I know what you mean. Although, the better you get the more valuable that puzzle ability will become. When the positions become tough and there doesn't seem to be a good obvious move, I've found it's the tactics that decide what move you will or should make. Although I've been mostly playing daily games in recent weeks I've noticed my calculation ability seem much better. I can see that little bit deeper and broader into positions now than I could a couple months ago. That could also just be experience but my money is on the puzzle solving. Of all the chess advice I've seen and have read (for players around our rating and significantly higher too) what is consistently said is tactics, tactics, tactics! Get them puzzles in on the daily would be my advice. You don't need to solve many but you need to solve them before you move a piece once. You will not always get it right and sometimes you do move because you just can't see the solution, but you will get there. I just managed to break 1800 in puzzles earlier today, which was nice

Curious as to what the correlation is between puzzle score and peoples rating

 

RobertJames_Fisher
chavezo wrote:
tygxc wrote:

++ 900 is a sign of frequent blunders. always check your intended move is no blunder before you play it. That alone gets you to 1500. As long as you blunder all other study is useless.
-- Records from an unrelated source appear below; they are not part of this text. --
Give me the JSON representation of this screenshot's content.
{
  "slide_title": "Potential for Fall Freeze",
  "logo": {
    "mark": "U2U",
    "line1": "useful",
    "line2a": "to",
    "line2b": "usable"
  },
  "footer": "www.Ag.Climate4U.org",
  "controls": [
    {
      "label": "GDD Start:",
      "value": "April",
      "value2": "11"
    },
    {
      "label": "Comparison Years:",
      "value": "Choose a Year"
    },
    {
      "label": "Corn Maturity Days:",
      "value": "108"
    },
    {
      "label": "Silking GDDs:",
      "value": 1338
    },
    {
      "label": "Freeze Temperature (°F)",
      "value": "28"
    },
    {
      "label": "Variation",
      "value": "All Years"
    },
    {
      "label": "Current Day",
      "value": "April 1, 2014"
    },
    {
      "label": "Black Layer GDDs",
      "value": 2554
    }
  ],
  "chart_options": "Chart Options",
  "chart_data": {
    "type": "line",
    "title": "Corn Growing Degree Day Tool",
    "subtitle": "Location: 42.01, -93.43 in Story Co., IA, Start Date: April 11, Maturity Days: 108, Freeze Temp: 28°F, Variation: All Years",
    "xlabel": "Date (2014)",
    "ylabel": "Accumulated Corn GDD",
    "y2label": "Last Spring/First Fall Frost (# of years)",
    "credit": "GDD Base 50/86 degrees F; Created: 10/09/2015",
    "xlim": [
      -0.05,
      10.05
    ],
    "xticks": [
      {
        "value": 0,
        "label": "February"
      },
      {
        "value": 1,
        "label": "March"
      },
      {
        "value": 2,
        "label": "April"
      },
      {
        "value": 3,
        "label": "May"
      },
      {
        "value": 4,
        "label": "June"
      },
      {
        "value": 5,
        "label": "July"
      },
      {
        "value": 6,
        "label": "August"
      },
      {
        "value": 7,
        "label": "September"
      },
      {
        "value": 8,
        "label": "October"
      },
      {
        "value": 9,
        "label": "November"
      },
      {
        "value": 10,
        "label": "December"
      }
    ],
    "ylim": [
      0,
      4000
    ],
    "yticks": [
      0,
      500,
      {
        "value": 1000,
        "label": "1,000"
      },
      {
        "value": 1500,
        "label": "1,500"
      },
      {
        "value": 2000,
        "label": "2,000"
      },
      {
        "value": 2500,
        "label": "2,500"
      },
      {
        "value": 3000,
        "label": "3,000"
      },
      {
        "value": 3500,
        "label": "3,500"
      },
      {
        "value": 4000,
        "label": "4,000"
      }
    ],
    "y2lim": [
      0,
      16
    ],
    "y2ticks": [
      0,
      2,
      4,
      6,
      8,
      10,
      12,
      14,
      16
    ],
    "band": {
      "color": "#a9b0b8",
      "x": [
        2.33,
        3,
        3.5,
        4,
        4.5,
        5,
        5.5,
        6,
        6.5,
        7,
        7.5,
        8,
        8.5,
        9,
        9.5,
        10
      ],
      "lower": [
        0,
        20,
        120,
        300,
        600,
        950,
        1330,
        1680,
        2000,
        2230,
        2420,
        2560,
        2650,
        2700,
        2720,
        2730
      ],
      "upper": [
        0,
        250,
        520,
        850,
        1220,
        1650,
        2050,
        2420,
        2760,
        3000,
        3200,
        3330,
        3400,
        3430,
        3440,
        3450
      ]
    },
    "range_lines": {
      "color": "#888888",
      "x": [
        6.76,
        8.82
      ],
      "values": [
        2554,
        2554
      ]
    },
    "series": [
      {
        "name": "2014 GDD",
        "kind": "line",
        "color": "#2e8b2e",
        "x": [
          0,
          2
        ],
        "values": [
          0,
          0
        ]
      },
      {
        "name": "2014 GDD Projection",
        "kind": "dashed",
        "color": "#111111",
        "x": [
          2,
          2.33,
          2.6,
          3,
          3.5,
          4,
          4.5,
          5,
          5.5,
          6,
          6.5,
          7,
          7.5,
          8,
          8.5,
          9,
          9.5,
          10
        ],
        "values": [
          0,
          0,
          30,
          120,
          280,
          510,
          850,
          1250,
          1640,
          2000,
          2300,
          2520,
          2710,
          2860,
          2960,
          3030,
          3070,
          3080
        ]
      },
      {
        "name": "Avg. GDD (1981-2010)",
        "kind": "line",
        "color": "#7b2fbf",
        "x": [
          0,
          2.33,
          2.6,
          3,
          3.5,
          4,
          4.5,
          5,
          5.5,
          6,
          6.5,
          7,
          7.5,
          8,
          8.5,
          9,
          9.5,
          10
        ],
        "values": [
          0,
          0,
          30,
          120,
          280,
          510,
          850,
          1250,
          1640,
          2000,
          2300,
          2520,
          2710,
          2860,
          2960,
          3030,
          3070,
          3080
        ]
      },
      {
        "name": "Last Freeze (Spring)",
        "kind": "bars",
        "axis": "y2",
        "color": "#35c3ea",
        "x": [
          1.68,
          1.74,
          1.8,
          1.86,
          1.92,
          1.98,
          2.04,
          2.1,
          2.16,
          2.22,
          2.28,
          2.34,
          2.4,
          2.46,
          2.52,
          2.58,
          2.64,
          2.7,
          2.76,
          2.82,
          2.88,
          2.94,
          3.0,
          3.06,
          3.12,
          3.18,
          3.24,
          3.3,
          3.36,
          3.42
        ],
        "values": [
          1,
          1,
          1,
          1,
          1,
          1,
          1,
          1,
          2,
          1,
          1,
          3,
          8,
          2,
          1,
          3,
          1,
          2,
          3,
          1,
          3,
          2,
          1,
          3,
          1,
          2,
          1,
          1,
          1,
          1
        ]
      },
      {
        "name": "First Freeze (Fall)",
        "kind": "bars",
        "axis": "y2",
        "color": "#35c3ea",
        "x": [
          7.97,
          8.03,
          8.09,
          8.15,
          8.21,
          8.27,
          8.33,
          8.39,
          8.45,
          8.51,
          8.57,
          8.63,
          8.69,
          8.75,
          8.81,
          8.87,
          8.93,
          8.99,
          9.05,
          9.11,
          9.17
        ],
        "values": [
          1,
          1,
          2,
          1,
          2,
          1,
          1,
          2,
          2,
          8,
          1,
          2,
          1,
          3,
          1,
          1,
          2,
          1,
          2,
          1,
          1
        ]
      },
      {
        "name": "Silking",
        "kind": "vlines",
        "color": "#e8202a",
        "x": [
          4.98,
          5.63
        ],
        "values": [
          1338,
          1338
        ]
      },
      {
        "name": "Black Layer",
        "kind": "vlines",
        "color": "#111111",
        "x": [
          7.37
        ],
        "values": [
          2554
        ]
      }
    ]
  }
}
Ouch! As a 900 player, I hear you. I think that examining my games (I have not spent time really analyzing them) and training tactics have helped me blunder less, but I still hang pieces...

The ironic thing is about a blunder, in many cases the computer might tell you its a blunder and it's not as obvious as hanging a piece

 

I think if you don't hang pieces out to dry and keep it simple ...

RobertJames_Fisher
AaronOnChess wrote:

Yeah I haven't really touched those. I will include them in my time slots. In my head I just don't see the correlation between puzzles and actually playing but I know that's just wrong.

Try daily chess. No excuses for being rushed. You can play 4 or 5 games at a time etc.

laurengoodkindchess

Hi! My name is Lauren Goodkind and I’m a respected  chess coach and chess YouTuber based in California: 

https://www.youtube.com/channel/UCP5SPSG_sWSYPjqJYMNwL_Q

 

Here are my thoughts: 

I believe that everybody has their own unique learning style and everybody goes at their own pace to learn chess.  Therefore, you need to figure out what works and doesn't work for you.  

When you play chess, make sure you are playing with a slow time control, such as G/30 or longer so you have time to think.  

It seems like you are very serious about improving.  If that is the case, then I suggest hiring a coach to help you get better.  

KxKmate
At the lower levels playing is far more important than study because each game you train so much in different areas, and if you review them they will point to where you need to study more on. As you progress the training and studying increases and the playing gets honed on quality not quantity.

Everyone should focus a lot of their study time to tactics, especially us who are below master level. The correlation between tactic puzzle and gameplay is simple- if you can’t find tactics that you know are there, you likely will miss them in positions you don’t know. If you solve puzzles with effort properly, you train your brain to break positions down and then uncover the key idea-the tactic- to solve that position. This over time will translate into your own games.